In the supine position
* Transferring weight to the upper body and shoulder girdle with elongation of the back extensors. (12 months)
* Taking the bridge position with knee extension. (12-48 monthsand more)
In the prone position
* Reaching the exercise ball with 2 hands. (12-48 months and more)
* Strengthening the abdominal and back muscles using the upper extremity grip with an extensor pattern. (12-24 months)
* Transferring weight to the extremities while standing with support. (18-24 months)
* Weight transfer with body elongation in front of the mirror. (24-36 months)
* Taking the half-knee position and standing up while sitting (24 months)
* A narrow lying on the support surface (36-48 months and more)
* Stretching on an assisted one leg, throwing balls in different directions on both sides (36-48 months and more)
*Supported sidewalking. (24 months)* Walking sideways with obstacles. (36-48 months and more)
* Walking backwards. (36-48 months and more)
* Walking on a narrow support surface. (48 months and more)
* Walking up and down stairs. (48 months and more)
* Walking on treadmill. (24-48 months and more)
Bayley-III and GMFM evaluations in 12th, 18th, 24th, 36th and 48th months results are presented in Table 2 and Table 3.

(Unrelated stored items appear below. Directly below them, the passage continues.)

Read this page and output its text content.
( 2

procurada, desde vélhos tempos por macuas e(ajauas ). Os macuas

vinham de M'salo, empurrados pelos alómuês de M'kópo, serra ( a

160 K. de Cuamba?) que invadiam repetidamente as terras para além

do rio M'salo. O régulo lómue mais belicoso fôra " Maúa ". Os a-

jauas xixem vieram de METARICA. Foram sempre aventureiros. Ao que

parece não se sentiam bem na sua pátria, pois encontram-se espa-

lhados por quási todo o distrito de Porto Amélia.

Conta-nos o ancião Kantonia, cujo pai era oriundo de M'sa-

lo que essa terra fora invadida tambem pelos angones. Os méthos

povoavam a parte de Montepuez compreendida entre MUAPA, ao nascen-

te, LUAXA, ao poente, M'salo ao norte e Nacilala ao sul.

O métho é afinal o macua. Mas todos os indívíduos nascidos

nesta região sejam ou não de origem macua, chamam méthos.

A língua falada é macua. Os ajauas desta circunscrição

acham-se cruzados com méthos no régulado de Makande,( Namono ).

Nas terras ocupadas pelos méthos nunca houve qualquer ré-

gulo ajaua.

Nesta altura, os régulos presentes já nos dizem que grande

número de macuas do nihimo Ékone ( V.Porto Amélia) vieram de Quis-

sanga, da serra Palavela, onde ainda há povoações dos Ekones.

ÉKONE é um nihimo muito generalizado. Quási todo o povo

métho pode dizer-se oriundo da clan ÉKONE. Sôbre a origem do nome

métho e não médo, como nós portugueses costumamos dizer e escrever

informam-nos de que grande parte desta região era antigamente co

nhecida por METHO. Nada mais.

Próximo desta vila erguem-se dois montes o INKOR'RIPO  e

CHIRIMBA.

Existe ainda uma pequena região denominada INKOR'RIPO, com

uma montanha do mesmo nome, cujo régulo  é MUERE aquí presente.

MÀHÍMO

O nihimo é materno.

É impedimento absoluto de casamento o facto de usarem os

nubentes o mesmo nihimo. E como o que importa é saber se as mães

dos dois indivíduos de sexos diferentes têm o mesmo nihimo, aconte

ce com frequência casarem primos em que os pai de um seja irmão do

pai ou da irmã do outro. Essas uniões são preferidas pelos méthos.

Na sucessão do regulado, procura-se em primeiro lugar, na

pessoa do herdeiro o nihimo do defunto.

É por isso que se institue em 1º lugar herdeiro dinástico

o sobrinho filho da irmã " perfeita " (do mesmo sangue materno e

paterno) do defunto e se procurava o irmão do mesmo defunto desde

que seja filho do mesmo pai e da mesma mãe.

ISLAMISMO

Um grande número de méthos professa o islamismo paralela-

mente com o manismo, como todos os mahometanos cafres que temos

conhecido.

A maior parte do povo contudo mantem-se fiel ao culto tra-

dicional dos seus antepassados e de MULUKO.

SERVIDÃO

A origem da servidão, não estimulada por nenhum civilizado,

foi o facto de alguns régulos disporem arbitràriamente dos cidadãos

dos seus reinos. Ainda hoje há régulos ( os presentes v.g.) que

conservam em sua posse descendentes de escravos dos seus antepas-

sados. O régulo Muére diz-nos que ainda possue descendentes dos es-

The cognitive, motor and language development of our case was “extremely low” at some level. Bayley III scores well below his peers. GMFM scores gradually increased with age. The change in GMFM scores over time is shown in Figure 1.
Bilateral hip flexor, adductor, hamstring and gastrocnemius muscle tone values are shown in Table 4. Tonus was normal at 12 months, but increased with age.
In our case, the total GMFM scores we used to evaluate gross motor function increased with age and physiotherapy. However, it is not known whether this increase is related to physiotherapy or growth and development.
Although there was an improvement in cognitive and motor development according to the Bayley-III assessment, motor and cognitive retardation became more pronounced with growth. As time progressed, the Bayley-III motor, language and cognitive scores of our case were included in the very low average. As the necessary cognitive, language and motor skills become difficult with growth, we believe that the child will not be able to catch up with his peers about neurodevelopmental development.
As a result, the gross motor function of our case increased with NDT-based physiotherapy, but cognitive, language and motor development skills were behind their peers.